Baryshnikov Arts Center
450 West 37th St. between Ninth & Tenth Aves.
March 16-19, $25, 8:00
212-366-5700
www.performa-arts.org
Legendary choreographer and experimental filmmaker Yvonne Rainer looks back while moving ahead at the Baryshnikov Arts Center next week, reprising 2009’s Spiraling Down and presenting the New York premiere of Assisted Living: Good Sports 2. Drawing on principles developed in her seminal work, Trio A, and other pieces from the 1960s, Rainer’s most recent dances incorporate sports, primarily soccer, as well as old and new pop-culture references. For Assisted Living, Pat Catterson, Emily Coates, Patricia Hoffbauer, Emmanuelle Phuon, Keith Sabado, and Sally Silvers were each given photos from the New York Times sports section to inspire their movement; lighting designer Les Dickert, set designer Joel Reynolds, and Rainer herself also appear onstage, involved in set changes and various cues.
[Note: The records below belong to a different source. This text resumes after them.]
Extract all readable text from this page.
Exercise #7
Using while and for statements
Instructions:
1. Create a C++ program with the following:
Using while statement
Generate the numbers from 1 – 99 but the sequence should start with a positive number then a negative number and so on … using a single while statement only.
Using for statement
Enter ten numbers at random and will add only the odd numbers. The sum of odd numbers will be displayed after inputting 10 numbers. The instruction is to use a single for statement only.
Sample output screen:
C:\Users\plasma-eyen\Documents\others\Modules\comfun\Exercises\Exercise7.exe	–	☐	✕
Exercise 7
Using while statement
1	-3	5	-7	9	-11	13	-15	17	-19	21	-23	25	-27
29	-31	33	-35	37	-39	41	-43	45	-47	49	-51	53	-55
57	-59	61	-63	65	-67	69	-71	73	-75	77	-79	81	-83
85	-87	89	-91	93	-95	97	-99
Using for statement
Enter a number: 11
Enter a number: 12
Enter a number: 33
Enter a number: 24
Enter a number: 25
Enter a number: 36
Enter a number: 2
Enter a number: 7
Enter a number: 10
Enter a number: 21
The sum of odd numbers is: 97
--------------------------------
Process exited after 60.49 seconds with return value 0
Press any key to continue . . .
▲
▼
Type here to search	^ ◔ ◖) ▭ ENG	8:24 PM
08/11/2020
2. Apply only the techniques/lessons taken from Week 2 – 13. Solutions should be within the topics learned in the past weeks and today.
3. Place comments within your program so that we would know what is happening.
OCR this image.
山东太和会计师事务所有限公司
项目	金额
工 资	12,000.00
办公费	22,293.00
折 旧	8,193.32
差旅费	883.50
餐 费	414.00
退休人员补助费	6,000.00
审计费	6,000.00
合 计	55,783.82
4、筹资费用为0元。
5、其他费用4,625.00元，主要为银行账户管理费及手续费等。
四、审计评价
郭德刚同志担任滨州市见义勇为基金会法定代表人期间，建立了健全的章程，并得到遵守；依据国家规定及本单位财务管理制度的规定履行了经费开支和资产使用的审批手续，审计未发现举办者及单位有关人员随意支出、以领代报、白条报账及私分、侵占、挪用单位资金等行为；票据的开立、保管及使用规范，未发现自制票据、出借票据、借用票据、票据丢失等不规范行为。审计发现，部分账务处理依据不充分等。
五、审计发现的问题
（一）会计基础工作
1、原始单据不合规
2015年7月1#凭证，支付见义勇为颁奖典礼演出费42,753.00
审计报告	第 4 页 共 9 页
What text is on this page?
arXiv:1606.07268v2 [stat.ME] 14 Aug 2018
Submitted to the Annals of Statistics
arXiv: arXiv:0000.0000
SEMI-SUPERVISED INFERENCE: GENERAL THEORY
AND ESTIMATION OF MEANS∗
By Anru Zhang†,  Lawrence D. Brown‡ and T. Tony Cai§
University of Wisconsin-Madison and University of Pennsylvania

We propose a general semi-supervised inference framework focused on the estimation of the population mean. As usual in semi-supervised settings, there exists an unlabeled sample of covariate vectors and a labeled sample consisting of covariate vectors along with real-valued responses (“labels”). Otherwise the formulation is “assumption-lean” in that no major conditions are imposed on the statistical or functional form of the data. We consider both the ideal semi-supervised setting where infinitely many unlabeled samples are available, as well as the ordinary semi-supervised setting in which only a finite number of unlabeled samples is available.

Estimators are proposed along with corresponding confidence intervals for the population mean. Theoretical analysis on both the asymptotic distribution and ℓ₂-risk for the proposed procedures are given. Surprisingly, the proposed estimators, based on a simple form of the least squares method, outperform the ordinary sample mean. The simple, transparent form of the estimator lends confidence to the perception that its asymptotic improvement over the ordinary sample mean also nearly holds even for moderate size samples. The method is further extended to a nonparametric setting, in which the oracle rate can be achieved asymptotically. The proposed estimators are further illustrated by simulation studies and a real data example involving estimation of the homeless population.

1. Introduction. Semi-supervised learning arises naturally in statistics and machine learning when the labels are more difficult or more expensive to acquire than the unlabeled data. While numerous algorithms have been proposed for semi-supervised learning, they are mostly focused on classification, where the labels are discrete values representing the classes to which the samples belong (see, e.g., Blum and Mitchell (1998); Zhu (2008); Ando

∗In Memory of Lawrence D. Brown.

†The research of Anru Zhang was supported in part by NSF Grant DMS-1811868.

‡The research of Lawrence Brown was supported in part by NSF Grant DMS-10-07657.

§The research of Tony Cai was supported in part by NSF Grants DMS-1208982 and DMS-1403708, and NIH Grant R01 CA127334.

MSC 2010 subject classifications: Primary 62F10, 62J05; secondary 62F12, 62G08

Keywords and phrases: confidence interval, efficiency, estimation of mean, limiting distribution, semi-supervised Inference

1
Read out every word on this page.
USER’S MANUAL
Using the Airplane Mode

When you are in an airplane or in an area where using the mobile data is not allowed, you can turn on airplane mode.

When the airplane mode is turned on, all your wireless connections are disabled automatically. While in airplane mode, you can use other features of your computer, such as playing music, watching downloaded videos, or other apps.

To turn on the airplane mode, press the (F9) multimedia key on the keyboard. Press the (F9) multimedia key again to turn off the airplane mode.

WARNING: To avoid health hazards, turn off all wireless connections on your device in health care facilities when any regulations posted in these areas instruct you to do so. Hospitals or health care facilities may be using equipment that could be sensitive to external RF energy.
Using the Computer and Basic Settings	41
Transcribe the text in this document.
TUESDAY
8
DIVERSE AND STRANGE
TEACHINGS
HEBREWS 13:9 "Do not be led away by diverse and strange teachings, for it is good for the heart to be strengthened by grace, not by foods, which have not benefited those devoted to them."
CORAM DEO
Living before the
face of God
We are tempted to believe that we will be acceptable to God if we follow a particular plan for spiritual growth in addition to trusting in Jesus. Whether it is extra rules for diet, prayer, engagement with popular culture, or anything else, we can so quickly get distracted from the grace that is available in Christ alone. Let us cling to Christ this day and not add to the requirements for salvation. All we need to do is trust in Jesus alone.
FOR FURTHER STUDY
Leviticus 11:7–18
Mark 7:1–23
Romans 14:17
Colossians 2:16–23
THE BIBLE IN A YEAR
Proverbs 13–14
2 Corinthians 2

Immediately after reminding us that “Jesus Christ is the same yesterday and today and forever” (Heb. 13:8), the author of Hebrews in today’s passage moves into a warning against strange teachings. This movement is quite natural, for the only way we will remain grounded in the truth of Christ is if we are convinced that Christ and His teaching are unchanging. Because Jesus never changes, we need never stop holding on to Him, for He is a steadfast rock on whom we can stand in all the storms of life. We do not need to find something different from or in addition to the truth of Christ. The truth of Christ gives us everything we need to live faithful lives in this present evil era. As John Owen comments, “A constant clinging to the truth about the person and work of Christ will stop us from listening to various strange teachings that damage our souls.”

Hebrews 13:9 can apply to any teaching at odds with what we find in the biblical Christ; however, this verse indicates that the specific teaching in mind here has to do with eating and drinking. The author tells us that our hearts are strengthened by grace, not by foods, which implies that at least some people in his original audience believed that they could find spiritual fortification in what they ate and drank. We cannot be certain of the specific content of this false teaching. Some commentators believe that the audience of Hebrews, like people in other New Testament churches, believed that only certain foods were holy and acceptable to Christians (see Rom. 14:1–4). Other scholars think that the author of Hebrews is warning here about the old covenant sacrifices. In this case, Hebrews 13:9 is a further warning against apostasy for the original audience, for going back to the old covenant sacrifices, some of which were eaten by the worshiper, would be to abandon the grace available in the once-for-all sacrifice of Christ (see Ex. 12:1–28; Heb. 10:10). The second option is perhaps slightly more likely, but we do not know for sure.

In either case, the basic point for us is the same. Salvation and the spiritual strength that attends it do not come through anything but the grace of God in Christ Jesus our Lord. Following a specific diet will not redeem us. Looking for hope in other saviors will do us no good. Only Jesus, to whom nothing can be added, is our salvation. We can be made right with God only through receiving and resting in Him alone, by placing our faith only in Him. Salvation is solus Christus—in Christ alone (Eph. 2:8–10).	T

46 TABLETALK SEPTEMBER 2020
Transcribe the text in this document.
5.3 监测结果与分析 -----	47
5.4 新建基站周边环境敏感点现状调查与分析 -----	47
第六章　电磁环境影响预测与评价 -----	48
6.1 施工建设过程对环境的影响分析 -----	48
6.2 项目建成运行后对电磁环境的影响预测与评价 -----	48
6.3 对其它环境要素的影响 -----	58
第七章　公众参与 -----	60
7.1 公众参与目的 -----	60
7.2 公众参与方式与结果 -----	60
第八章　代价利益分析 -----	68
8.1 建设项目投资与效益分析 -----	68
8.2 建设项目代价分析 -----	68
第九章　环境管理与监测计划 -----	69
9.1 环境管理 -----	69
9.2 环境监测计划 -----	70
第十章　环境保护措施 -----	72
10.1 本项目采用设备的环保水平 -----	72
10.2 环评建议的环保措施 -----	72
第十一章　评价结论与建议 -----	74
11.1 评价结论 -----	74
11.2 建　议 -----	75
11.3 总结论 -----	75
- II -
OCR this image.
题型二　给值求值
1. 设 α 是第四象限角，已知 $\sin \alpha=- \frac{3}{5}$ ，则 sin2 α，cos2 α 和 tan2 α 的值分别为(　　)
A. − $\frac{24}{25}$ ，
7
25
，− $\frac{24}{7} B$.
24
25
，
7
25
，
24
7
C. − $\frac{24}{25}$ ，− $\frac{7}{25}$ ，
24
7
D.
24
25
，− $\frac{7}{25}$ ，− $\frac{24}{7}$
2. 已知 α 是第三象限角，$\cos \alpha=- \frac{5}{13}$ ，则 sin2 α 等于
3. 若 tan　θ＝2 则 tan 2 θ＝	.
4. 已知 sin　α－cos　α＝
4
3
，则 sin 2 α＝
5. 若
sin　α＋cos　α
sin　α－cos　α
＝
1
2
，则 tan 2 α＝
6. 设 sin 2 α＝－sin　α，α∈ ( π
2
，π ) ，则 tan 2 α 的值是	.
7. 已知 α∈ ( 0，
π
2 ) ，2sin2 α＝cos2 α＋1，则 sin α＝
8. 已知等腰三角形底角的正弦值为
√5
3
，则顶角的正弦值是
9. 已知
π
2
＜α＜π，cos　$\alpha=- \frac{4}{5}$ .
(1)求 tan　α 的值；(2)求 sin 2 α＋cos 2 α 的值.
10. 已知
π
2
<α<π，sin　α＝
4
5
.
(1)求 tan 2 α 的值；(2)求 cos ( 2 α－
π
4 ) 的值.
The work is sponsored by Performa; since 2007, Rainer has been working with the nonprofit arts organization, which “is dedicated to exploring the critical role of live performance in the history of twentieth century art and to encouraging new directions in performance for the twenty-first century.” Rainer, who will turn seventy-seven in November, has been choreographing dances for more than fifty years, having trained with such giants as Martha Graham, Merce Cunningham, and Anna Halprin, in addition to making such influential films as The Man Who Envied Women and Privilege, earning the right to choreograph the questions in our latest, albeit brief, twi-ny talk.
twi-ny: Both works you are presenting at BAC deal with sports and sports photography, among other things. Are you a big sports fan, and what was it from those images that inspired you?
Yvonne Rainer: I am a tennis fan, but do not play myself. As a kid I loved street games, and in high school played softball. But as a choreographer it is not competitive sports that interest me so much as all the incidental movements that do not contribute directly to the rules and organization of play. For example, the languid movements of soccer players when they are waiting to be engaged and the stillness of photos that record the interactions of individual bodies.
twi-ny: How is it different performing at Judson Church back in the 1960s versus performing today in New York City?
Yvonne Rainer: At Judson Church we were a community with shared interests and enthusiasms and objectives. Today in NYC the choreographer is on her own, an autonomous molecule struggling to find a place.
twi-ny: What has it been like collaborating with Performa over the years?
Yvonne Rainer: Performa has been my life saver, a buffer in the cultural maelstrom. Their support has been essential to the continuity of my work.